Interestingly, taurine and BDNF-nanoparticles may exert some common effects as in aged mice, taurine treatment induced hippocampal neurogenesis [7] and in diabetic rats, taurine tripled hippocampal BDNF mRNA levels and concurrently improved short-term memory [8]. However, a finding of increased BDNF mRNA levels does not necessarily reflect increased mature (mBDNF) protein levels. In this regard, BDNF mRNA is translated to make pro-BDNF protein, the mBDNF precursor, and additional enzymatic processing is needed to convert pro-BDNF to mBDNF. This last step, if deficient, could result in an elevated pro-BDNF/mBDNF ratio, an effect that can oppose mBDNF signaling (see [5]). Thus, it remains to be determined whether taurine’s beneficial effects on memory are mediated by increased mBDNF protein levels. Given the possibility that taurine and BDNF-nanoparticles may exert parallel and convergent effects, it may be worth testing different taurine/BDNF-nanoparticle combinations to see whether their combined effects are greater than either treatment alone.

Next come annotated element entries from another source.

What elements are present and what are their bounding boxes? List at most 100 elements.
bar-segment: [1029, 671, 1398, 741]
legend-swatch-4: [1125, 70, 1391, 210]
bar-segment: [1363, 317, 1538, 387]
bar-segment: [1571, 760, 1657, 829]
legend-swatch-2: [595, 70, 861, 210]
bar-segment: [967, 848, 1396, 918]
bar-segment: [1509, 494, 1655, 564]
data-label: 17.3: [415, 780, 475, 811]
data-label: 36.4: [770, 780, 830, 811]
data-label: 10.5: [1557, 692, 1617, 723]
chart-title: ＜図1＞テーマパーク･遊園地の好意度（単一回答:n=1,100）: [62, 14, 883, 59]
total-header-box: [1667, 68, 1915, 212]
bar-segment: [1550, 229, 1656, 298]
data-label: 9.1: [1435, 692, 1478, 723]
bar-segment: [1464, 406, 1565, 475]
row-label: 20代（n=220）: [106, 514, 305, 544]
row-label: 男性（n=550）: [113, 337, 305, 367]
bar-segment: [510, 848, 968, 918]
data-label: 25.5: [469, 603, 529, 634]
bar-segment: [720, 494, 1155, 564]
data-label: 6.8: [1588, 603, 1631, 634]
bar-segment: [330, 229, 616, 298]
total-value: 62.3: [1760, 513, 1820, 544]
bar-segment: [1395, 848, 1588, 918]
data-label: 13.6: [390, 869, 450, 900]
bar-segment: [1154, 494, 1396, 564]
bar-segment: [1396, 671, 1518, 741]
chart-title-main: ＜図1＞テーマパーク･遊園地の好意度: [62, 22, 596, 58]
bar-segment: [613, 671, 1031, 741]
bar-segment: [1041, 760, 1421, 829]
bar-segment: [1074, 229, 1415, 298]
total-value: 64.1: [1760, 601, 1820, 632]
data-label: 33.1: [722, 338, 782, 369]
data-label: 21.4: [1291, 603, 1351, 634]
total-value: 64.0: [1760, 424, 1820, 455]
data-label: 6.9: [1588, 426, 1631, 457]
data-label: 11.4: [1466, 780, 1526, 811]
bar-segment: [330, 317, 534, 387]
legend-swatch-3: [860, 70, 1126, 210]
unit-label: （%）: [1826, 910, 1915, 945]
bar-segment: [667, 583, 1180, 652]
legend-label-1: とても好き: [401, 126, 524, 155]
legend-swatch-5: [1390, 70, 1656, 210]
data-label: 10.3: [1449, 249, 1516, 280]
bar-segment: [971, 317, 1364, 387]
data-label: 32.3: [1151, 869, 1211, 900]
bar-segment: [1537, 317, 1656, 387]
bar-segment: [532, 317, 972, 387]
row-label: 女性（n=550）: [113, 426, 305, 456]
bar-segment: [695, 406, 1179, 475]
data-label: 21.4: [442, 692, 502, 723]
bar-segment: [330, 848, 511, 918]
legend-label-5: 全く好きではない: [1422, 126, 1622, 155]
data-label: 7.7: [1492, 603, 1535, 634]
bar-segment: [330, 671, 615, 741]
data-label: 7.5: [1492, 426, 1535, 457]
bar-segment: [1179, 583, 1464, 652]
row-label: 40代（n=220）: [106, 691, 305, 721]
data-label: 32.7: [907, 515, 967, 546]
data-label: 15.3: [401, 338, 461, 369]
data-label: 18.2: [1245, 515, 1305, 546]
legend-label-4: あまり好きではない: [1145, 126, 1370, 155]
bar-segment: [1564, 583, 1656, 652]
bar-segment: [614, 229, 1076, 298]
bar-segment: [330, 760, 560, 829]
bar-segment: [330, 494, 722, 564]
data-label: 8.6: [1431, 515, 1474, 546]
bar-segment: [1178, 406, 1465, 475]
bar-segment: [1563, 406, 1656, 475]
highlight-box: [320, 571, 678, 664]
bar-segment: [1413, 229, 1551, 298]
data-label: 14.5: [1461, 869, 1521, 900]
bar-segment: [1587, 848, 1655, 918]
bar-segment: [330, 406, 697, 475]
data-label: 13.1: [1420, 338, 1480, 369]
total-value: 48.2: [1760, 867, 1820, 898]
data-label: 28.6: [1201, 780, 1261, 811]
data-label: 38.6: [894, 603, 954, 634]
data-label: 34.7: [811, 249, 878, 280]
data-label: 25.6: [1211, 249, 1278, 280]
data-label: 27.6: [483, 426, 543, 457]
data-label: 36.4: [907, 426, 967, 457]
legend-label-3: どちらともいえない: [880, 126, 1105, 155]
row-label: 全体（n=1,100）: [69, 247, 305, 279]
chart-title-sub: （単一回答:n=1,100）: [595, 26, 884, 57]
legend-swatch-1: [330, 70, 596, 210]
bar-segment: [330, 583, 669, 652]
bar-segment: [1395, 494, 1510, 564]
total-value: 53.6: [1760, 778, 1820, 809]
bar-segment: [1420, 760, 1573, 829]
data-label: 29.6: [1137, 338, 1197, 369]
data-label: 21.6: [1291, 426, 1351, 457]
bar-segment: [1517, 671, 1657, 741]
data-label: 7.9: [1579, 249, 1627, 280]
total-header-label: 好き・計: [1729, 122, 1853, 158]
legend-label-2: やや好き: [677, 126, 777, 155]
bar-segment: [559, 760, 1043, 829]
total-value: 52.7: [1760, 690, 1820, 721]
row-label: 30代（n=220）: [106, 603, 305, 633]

Together, these studies illustrate 1) the utility of transgenic mouse models to selectively study effects of HIV-related proteins, 2) how Tat protein effects could contribute to the combined effects of aging and HIV, 3) that novel therapeutic approaches may benefit older people, including PLWH, by targeting common pathophysiological effects of aging and HIV, and 4) highlight some literature gaps worth filling.